Incident Retrospectives Can Help Predict the Future
The meetings are the right place to discuss Incidents that have occurred. They can allow you to raise the bar on incidence identification, remediation, and analysis with your team. If you are looking to impact your team as a rising star engineer, this is an excellent place to begin influencing the team.
I have had great luck with any customer impacting constituting:
Timeline of the Event
Full Root Cause Analysis (dig very deep)
Immediate Remediation Steps
Proposed Prevention
I watched other teams who did not follow this methodology in their ops suffer from the same issue multiple times. This contributed to engineer fatigue, and customer impact.
Buy In May Be Difficult, but Easy With Data
If you’re having trouble with getting buy in from your team or manager, try to make your own stoplight dashboard for some problematic feature. Use data from logging, timeseries metrics, and the number of incidents/tickets you see from this. Running through the exercise of the root cause analysis may demonstrate to your team that this “retrospective” will also act as a proactive prevention for other similar incidents.
Stoplight Dashboards can be built with Excel, or even dashboarding software like Datadog, or Grafana. Feel free to start with something simple to show your team how this Ops ritual would work.
In my past, I was able to bring a Spotlight dashboard into a weekly review for my team. Over the course of three to six months, we reduced security risks by 95%, and reduced number of incoming tickets by 60%.
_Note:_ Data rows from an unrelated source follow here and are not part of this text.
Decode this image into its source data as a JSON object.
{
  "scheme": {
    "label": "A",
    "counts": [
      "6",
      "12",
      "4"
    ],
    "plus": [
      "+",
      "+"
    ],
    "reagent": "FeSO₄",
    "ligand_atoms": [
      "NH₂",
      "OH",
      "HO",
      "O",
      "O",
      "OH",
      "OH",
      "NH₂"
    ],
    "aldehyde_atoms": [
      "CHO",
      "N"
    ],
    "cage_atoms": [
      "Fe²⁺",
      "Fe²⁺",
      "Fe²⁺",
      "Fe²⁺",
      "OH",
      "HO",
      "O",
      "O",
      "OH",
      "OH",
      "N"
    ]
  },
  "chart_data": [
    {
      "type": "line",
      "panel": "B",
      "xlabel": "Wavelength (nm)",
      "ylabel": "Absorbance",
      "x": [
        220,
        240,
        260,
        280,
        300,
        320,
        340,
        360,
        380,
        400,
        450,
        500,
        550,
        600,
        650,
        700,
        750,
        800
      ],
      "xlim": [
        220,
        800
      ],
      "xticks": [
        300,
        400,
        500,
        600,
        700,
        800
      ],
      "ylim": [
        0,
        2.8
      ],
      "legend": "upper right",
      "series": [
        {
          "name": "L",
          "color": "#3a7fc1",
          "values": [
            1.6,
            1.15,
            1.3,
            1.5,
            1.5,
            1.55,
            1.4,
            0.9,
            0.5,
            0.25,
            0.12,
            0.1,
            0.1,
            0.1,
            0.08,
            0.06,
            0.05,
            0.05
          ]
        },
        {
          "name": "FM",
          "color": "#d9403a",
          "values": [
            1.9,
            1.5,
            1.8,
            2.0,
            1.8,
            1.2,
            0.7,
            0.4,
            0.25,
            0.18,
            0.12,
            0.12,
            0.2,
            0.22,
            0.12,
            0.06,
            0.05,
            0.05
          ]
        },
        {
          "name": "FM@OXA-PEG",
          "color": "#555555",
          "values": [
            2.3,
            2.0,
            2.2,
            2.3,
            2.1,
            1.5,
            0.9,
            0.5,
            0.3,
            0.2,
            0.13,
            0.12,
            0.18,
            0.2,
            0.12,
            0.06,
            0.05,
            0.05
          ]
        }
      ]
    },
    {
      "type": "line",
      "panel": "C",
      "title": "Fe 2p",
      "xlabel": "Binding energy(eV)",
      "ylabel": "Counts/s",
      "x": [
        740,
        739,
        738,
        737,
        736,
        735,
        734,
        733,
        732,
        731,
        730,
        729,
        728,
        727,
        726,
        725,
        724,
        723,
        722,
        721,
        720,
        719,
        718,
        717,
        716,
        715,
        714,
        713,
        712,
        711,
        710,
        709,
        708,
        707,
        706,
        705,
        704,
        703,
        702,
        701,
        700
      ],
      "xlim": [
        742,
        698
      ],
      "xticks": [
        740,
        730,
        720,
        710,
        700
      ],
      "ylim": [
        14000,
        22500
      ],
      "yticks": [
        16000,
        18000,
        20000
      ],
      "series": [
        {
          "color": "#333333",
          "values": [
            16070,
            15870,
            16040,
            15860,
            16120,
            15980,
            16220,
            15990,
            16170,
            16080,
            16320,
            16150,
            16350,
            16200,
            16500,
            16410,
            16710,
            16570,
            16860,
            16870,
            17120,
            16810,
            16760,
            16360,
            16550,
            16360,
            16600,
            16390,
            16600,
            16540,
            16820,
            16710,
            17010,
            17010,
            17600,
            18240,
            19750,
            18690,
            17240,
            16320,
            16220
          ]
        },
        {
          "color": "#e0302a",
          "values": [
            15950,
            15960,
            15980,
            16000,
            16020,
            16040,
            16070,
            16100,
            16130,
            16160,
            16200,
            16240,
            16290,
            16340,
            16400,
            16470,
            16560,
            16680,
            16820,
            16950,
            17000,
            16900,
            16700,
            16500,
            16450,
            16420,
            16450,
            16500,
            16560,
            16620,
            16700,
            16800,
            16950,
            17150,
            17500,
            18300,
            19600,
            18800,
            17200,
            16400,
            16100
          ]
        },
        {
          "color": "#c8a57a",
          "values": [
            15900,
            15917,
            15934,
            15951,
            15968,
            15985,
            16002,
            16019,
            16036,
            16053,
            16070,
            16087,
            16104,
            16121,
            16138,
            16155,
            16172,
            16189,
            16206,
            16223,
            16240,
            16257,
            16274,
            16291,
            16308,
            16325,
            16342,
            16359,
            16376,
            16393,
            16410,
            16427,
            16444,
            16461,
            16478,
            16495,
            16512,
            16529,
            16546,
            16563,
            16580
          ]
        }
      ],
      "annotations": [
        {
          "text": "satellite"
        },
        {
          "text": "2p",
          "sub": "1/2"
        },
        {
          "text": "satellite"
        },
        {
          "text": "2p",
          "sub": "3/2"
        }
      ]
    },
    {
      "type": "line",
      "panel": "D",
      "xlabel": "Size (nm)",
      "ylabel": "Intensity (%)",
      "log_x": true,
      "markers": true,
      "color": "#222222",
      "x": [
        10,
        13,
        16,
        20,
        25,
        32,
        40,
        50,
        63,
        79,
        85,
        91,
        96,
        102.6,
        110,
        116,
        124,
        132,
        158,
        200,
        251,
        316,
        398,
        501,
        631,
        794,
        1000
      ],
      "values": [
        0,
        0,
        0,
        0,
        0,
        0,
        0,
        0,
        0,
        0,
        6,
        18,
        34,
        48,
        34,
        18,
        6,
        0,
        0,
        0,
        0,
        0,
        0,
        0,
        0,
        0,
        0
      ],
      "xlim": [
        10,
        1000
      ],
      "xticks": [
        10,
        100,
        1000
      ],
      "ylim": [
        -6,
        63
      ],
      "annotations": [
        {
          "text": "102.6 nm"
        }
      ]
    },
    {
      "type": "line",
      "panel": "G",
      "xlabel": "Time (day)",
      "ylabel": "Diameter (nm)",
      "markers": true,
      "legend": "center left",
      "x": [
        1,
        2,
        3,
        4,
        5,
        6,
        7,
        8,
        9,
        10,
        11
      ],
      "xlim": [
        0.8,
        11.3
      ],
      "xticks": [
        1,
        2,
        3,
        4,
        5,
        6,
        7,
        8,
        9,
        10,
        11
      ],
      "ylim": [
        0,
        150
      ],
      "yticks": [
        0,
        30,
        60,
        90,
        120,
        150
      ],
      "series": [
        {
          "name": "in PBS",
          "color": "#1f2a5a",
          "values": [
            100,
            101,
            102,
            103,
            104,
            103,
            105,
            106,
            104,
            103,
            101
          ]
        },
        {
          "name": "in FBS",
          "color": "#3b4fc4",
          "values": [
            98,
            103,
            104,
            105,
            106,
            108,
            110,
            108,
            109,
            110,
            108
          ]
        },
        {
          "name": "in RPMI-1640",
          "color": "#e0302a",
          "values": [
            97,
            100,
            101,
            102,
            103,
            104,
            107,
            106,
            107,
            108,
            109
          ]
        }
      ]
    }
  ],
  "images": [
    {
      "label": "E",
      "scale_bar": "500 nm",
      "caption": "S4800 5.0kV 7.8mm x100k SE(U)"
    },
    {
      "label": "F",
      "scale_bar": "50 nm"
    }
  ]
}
The best part was, my team saw the value and then consistently raised the bar for root cause analysis, and system architecture.
Conclusion
A regularly scheduled ops meeting, where you have an explicit rubric will take you a few hours to complete per week, but the benefits are invaluable. In my experience these sort of meetings, and structured reviews contributed to preventative fixes, ownership, and even multiple kudos to my team for leading the org in onboarding time, and team efficacy.